There’s not much more to say than that given how much ink has been spilled on the concept company-wide. Instead we’ll lead with some examples, to drive the point home.

  • A machine learning model to help developers auto-generate docstrings for functions in code is very low priority, because it is by the most generous of estimates 6 steps away from a customer benefit: the service helps the developer write a better docstring, which helps future developers understand their code better, which helps future developers make safer changes to the code, which decreases the likelihood of software breaking, which decreases the amount of unproductive time for clients, which increases the time and mental energy they have available to help customers.
  • A machine learning model to automatically reply to customer reviews on behalf of the client is of medium priority, because it is only a couple of steps away from a customer benefit: it does the work of building a positive reputation for the client without their intervention, giving them more time to spend on human interactions with their customers.
  • A machine learning model to recommend clients to customers is of very high priority, because it is an immediate customer benefit: the model suggests products and services to a customer that improve that customer’s life.

Continuous Improvement

A distinguishing feature of machine learning software is that it can always be improved, due to its nature as an approximation rather than a derivation.
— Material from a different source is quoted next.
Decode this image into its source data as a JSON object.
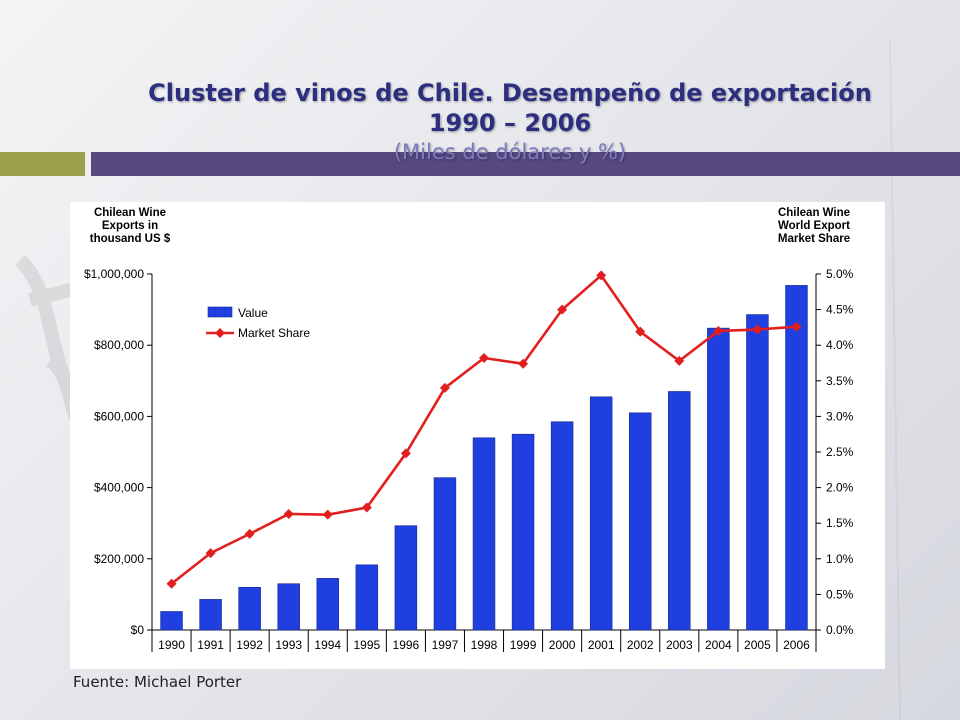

Software which collects data, derives information from data, or presents information can be given an objective target state. While there is certainly subjectivity in determining what that target state is, both the determination and achievement of that target state are human processes. In other words: we decide what “done” means, and we are entirely responsible for getting ourselves there.

Machine learning software is different in both ways.

First, because machine learning is fundamentally about approximating that which cannot be derived with certainty, there is no objective target state. It is rather a process of continual and unbounded improvement, guided by metrics with no terminal value. We say “no terminal value” because any machine learning service whose error is zero is no machine learning service at all: it is a deterministic function being computed with gross inefficiency.

Second, these improvements do not necessarily require human intervention. The mature state of machine learning development is one where any service is able to improve autonomously at its assigned task, where improvement is defined by metrics that have been established by human processes.

With that background information, we ask ourselves: is there an objective target state that we can prescribe for the service? If not, is it possible to craft an environment in which the service can autonomously make progress on the metrics we assign to it?

It is a common mistake to aim for 100% “accuracy” for all machine learning services. This is, by definition, impossible. Consider the case of customer match, where the goal is to correctly identify the author of a given Review from a set of Persons. If this was possible to do 100% accurately, it would cease to be a machine learning problem: a 100% accurate algorithm implies a discrete set of rules that always work, no matter the circumstance. In the absence of such an algorithm, our objective is simply for the service to perform better today than it did yesterday. This is not an objective target state, it is a measurement for performance.

The second question is less about disqualifying a problem from being solved by machine learning, and more about potentially delaying the development of such a solution if we do not have the correct tools in place yet. A machine learning service that cannot be monitored for performance, and cannot be improved based on its interaction with the world, is ultimately of very limited utility, and hardly worth the required investment. Put simply: if we don’t have the right data to be able to collect the right metrics, or if our metrics cannot provide actionable feedback to the service, then we are not yet in a place to develop the service.

The answers to these two questions will either give us a green light to develop the service, stop us from doing so entirely, or cause us to postpone the development of the service until we are in a better position to help it succeed.